Perfusions: MI Flashcards
What are the most common causes of atherosclerosis?
reduced flow due to:
high levels of LDL, toxins; atheromas
What is ischemia?
Oxygen supply is inadequate to meet metabolic needs
What are the 3 categories of anginas?
- stable
- unstable
- prinzmetal (variant)
What does ischemia do to the heart and body?
- causes injury to tissues
- it is REVERSIBLE
- causes chest pain
When may a scar be seen from ischemia?
It may not be seen until the third week so the patient will be sensitive to oxygen demands
Define angina
Recurrent chest pain associated with reversible damage to the myocardium
Describe an infarction
IRREVERSIBLE damage to the heart muscle causing necrosis. If extensive, the heart may fail.

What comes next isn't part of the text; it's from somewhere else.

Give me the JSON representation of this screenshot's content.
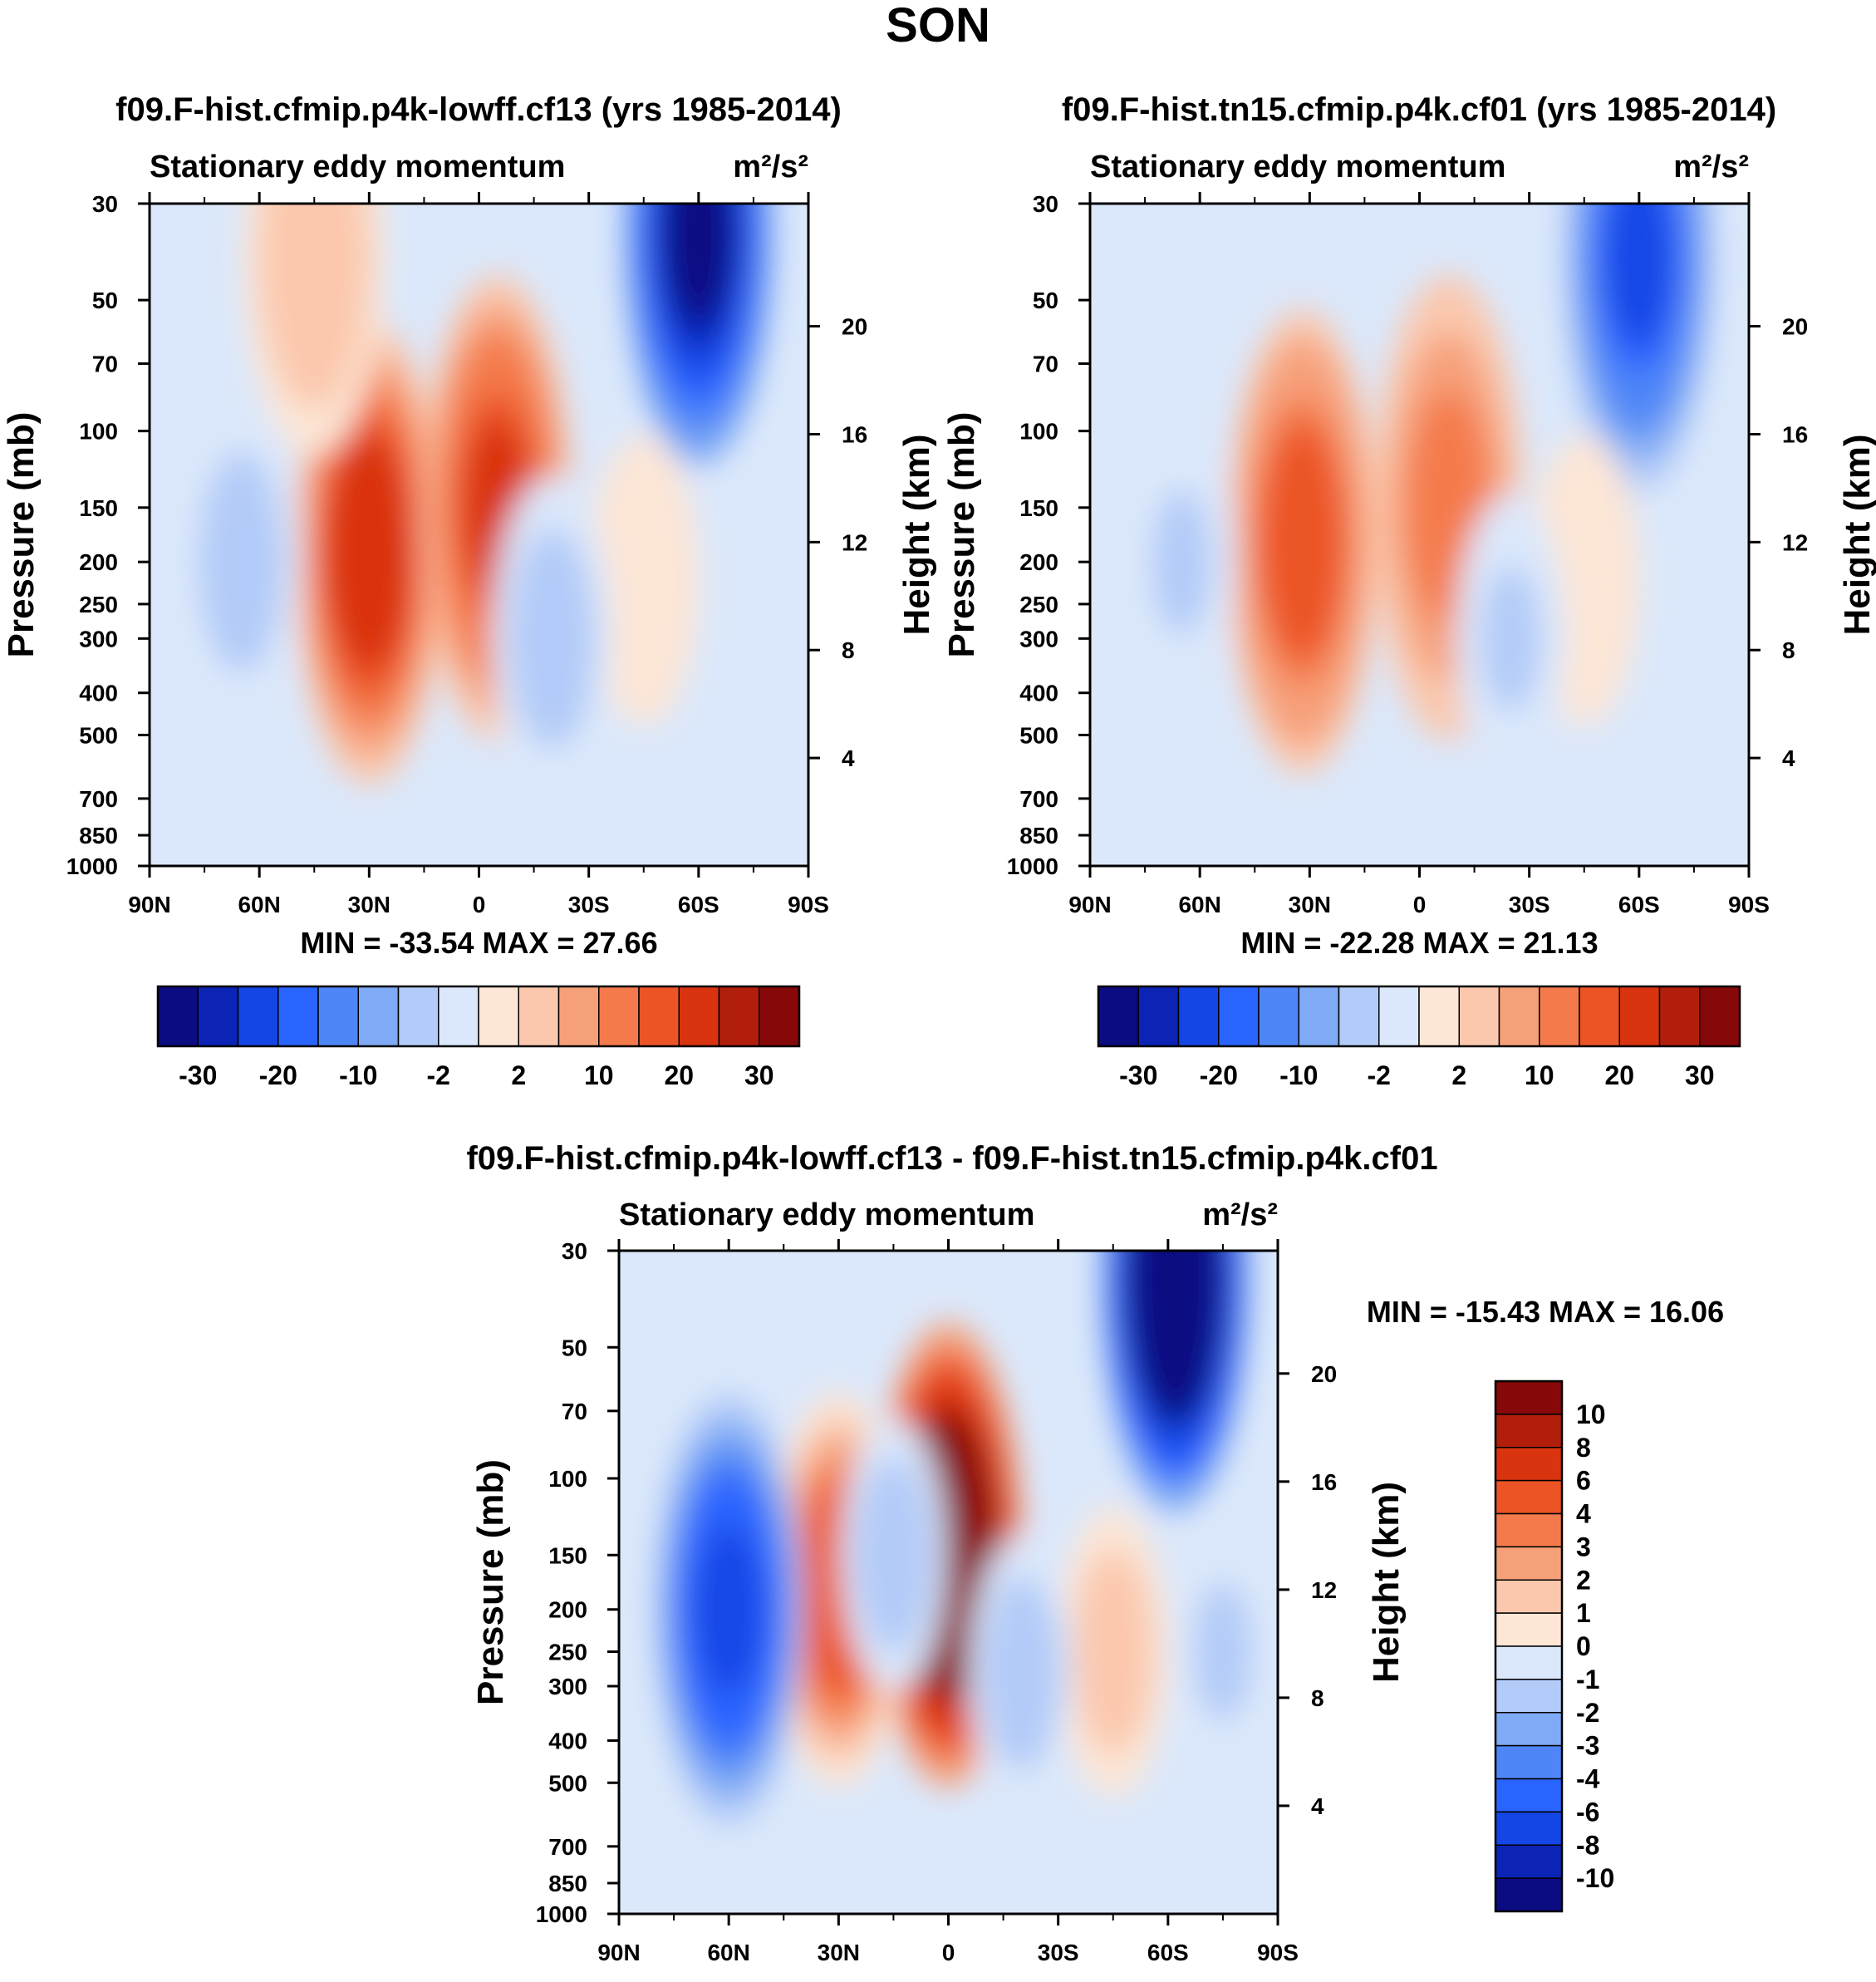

What are the AHA recommendations for people experiencing chest pain?
- an individual with unknown chest pain should seek emergency care if chest pain is not relieved by 3 NTG tablets over a 10 min period
- In a person with previously unrecognized coronary disease, the persistence of suspicious chest pain for 2 min or longer may be an indication for emergency medical assistance
What is acute coronary syndrome?
When coronary blood flow is significantly reduced, but not fully occluded.
What can cause acute coronary syndrome?
- rupture or erosion of atherosclerotic plaque
- Coronary artery spasm
- Progressive vessel obstruction
- Inflammation of coronary artery
- Increase in myocardial oxygen demand and/or decrease in supply
What is AMI?
Acute myocardial infarction- blood flow to a portion of cardiac muscle is COMPLETELY blocked causing prolonged tissue ischemia and irreversible cell damage
How are acute myocardial infarctions usually described?

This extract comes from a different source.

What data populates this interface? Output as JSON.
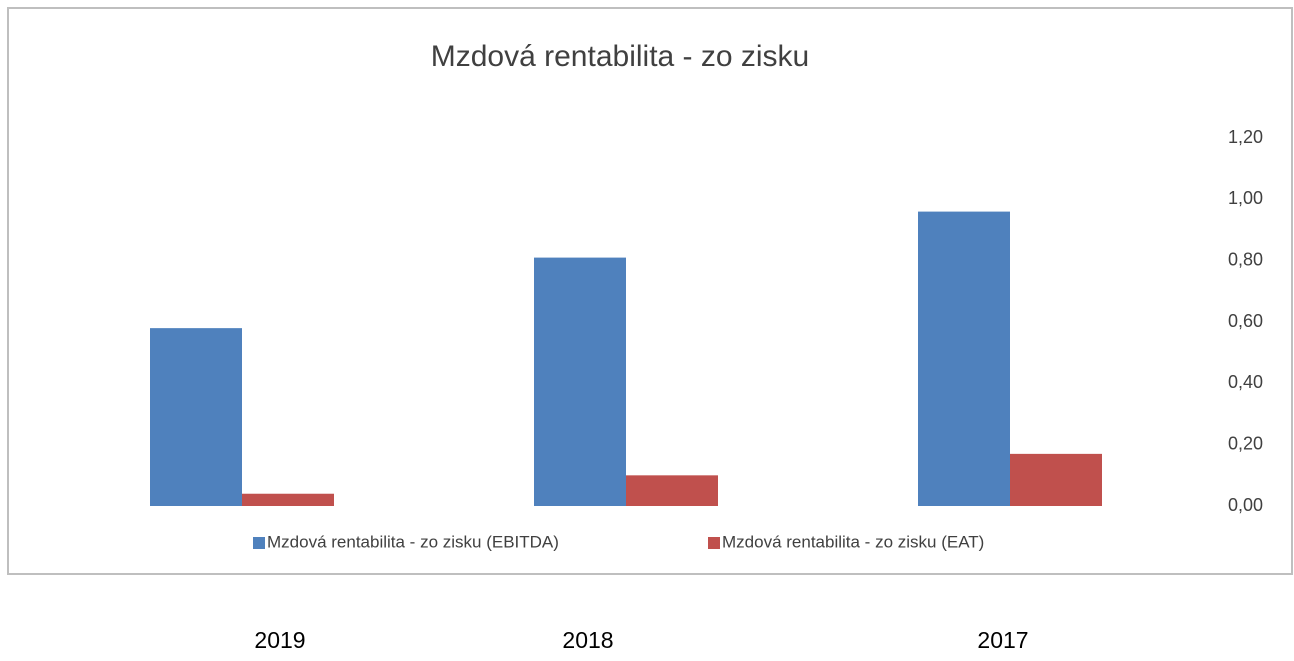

By location of the heart that was damaged.
EX: occlusion of the left anterior descending artery= anterior MI
Left circumflex artery= lateral MI
What drug toxicity can cause an acute MI?
cocaine
What are the nonmodifiable risk factors of an acute MI?
- age
- male gender
- family hx
What are the modifiable risk factors for an acute MI?
- hypertension
- DM
- Hyperlipidemia
- cigarette smoking
- obesity, diet
- physical inactivity
- stress
What are some emerging risk factors for acute MI?
- elevated levels of homocysteine
- inflammatory processes
- metabolic syndrome
What are the risk factors of an acute MI unique to women?
- premature menopause
- oral contraceptive use
- hormone replacement therapy
What are the manifestations of acute coronary syndrome?

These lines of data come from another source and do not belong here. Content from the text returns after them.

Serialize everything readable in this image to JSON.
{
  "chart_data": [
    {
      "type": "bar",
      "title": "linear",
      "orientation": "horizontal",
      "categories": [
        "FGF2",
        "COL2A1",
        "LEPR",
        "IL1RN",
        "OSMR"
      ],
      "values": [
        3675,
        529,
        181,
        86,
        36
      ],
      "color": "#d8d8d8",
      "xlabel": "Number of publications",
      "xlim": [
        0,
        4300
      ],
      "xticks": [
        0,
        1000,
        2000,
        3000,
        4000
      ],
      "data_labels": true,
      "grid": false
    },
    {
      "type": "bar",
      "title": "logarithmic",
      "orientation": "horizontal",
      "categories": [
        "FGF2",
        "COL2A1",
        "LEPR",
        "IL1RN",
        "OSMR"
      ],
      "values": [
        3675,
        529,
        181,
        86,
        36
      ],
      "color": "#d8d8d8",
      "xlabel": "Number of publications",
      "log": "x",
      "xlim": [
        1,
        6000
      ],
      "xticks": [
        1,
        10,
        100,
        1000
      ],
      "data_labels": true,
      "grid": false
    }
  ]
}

- chest pain (substernal or epigastric)
- pain that radiates from the neck, left shoulder, left arm
- pain may occur at rest
- typically lasts longer than 10-20 min
- dyspnea, diaphoresis, pallor, cool skin
- tachycardia and hypotension
What are the manifestations of acute myocardial infarction?
- continuous chest pain, more severe than angina
- onset sudden, not associated with activity
- described as crushing, severe, pressure, heaviness, squeezing
- begins at the center of the chest, then radiates
- lasts more than 15-20 min
- women and older adults have atypical symptoms
- tachycardia, tachypnea, dyspnea
- nausea/vomiting
- anxiety, sweating, cool, mottled skin
- HTN, or hypotension
- Palpitations/dysrhythmias
- signs of left HF
- decreased LOC/orthopnea
- leukocyte count up to 15-20k due to cell damage
- increased sed rate/ increased temp
What are the manifestations of angina pain?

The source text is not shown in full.